Continuação da leitura do Livro "Boa Nova" de Humberto de Campos
psicografada por Chico Xavier
COMENTÁRIO DO POSTER: Esse capítulo, que descreve de forma comovente a vida de Maria de Nazaré, por ser muito extenso foi dividido em três partes:
Após a separação dos discípulos, que se dispersaram por lugares diferentes, para a difusão da Boa-Nova, Maria retirou-se para a Batanéia, onde alguns parentes mais próximos a esperavam com especial carinho.
Os anos começaram a rolar, silenciosos e tristes, para a angustiada
saudade de seu coração.
Tocada por grandes dissabores, observou que, em tempo rápido, as
lembranças do filho amado se convertiam em elementos de ásperas discussões
entre os seus seguidores. Na Batanéia, pretendia-se manter uma certa
aristocracia espiritual, por efeito dos laços consanguíneos que ali a prendiam,
em virtude dos elos que a ligavam a José. Em Jerusalém, degladiavam-se os
cristãos e os judeus, com Veemência e acrimônia. Na Galiléia, os antigos
cenáculos simples e amoráveis da natureza estavam tristes e, desertos.
Para aquela mãe amorosa, cuja alma digna observava que o vinho generoso
de Cana se transformara no vinagre do martírio, o tempo assinalava sempre uma
saudade maior no mundo e uma esperança cada vez mais elevada no céu.
Sua vida era uma devoção incessante ao rosário imenso da saudade, às
lembranças mais queridas. Tudo que o passado feliz edificara em seu mundo
interior revivia na tela de suas lembranças, com minúcias somente conhecidas do
amor, e lhe alimentavam a Seiva da vida.
Relembrava, o seu Jesus pequenino, como naquela noite de beleza
prodigiosa, em que o recebera nos braços maternais, iluminado pelo mais doce
mistério. Figurava-se-lhe escutar ainda o balido das ovelhas que vinham
apressadas acercar-se do berço que se formara de improviso. E aquele primeiro
beijo, feito de carinho e de luz? As reminiscências envolviam a realidade
longínqua de singulares belezas para o seu coração sensível e generoso. Em
seguida, era o rio das recordações desaguando, sem cessar, na sua alma rica de
sentimentalidade e ternura. Nazaré lhe voltava à imaginação, com as suas
paisagens de felicidade e de luz. A casa singela, a fonte amiga, a sinceridade
das afeições, o lago majestoso e, no meio de todos os detalhes, o filho
adorado, trabalhando e amando, no erguimento da mais elevada concepção de Deus,
entre os homens da Terra. De vez em quando, parecia vê-lo em seus sonhos repletos
de esperança. Jesus lhe prometia o júbilo encantador de sua presença e
participava da caricia de suas recordações.
A esse tempo, o filho de Zebedeu, tendo presentes as observações que o
Mestre lhe fizera da cruz, surgiu na Batanéia, oferecendo àquele espírito
saudoso de mãe o refúgio amoroso de sua proteção. Maria aceitou o oferecimento,
com satisfação imensa.
E João lhe contou a sua nova vida. Instalara-se definitivamente em
Éfeso, onde as ideias cristãs ganhavam terreno entre almas devotadas e sinceras.
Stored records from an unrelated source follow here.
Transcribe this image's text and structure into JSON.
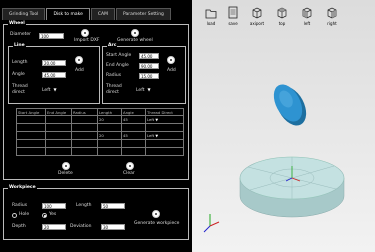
{
  "tabs": [
    "Grinding Tool",
    "Disk to make",
    "CAM",
    "Parameter Setting"
  ],
  "active_tab": 1,
  "wheel": {
    "legend": "Wheel",
    "diameter_label": "Diameter",
    "diameter_value": "100",
    "import_label": "Import DXF",
    "generate_label": "Generate wheel"
  },
  "line": {
    "legend": "Line",
    "length_label": "Length",
    "length_value": "20.00",
    "angle_label": "Angle",
    "angle_value": "45.00",
    "thread_label": "Thread",
    "direct_label": "direct",
    "direct_value": "Left",
    "add_label": "Add"
  },
  "arc": {
    "legend": "Arc",
    "start_label": "Start Angle",
    "start_value": "45.00",
    "end_label": "End Angle",
    "end_value": "90.00",
    "radius_label": "Radius",
    "radius_value": "15.00",
    "thread_label": "Thread",
    "direct_label": "direct",
    "direct_value": "Left",
    "add_label": "Add"
  },
  "table": {
    "headers": [
      "Start Angle",
      "End Angle",
      "Radius",
      "Length",
      "Angle",
      "Thread Direct"
    ],
    "rows": [
      [
        "",
        "",
        "",
        "20",
        "45",
        "Left"
      ],
      [
        "",
        "",
        "",
        "",
        "",
        ""
      ],
      [
        "",
        "",
        "",
        "20",
        "45",
        "Left"
      ],
      [
        "",
        "",
        "",
        "",
        "",
        ""
      ],
      [
        "",
        "",
        "",
        "",
        "",
        ""
      ]
    ]
  },
  "delete_label": "Delete",
  "clear_label": "Clear",
  "workpiece": {
    "legend": "Workpiece",
    "radius_label": "Radius",
    "radius_value": "100",
    "length_label": "Length",
    "length_value": "50",
    "hole_label": "Hole",
    "yes_label": "Yes",
    "depth_label": "Depth",
    "depth_value": "20",
    "deviation_label": "Deviation",
    "deviation_value": "30",
    "generate_label": "Generate workpiece"
  },
  "toolbar": [
    {
      "label": "load",
      "icon": "folder-icon"
    },
    {
      "label": "save",
      "icon": "document-icon"
    },
    {
      "label": "axiport",
      "icon": "cube-iso-icon"
    },
    {
      "label": "top",
      "icon": "cube-top-icon"
    },
    {
      "label": "left",
      "icon": "cube-left-icon"
    },
    {
      "label": "right",
      "icon": "cube-right-icon"
    }
  ],
  "colors": {
    "panel_bg": "#000000",
    "viewport_bg": "#e6e6e6",
    "disk": "#2e93d1",
    "workpiece": "#b9d8d8"
  }
}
Nunca olvidara as recomendações do Senhor e, no intimo, guardava aquele titulo
de filiação como das mais altas expressões de amor universal para com aquela
que recebera o Mestre nos braços veneráveis e carinhosos.
Maria escutava-lhe as confidências, num misto de reconhecimento e de
ventura.
João continuava a expor-lhe os seus planos mais insignificantes.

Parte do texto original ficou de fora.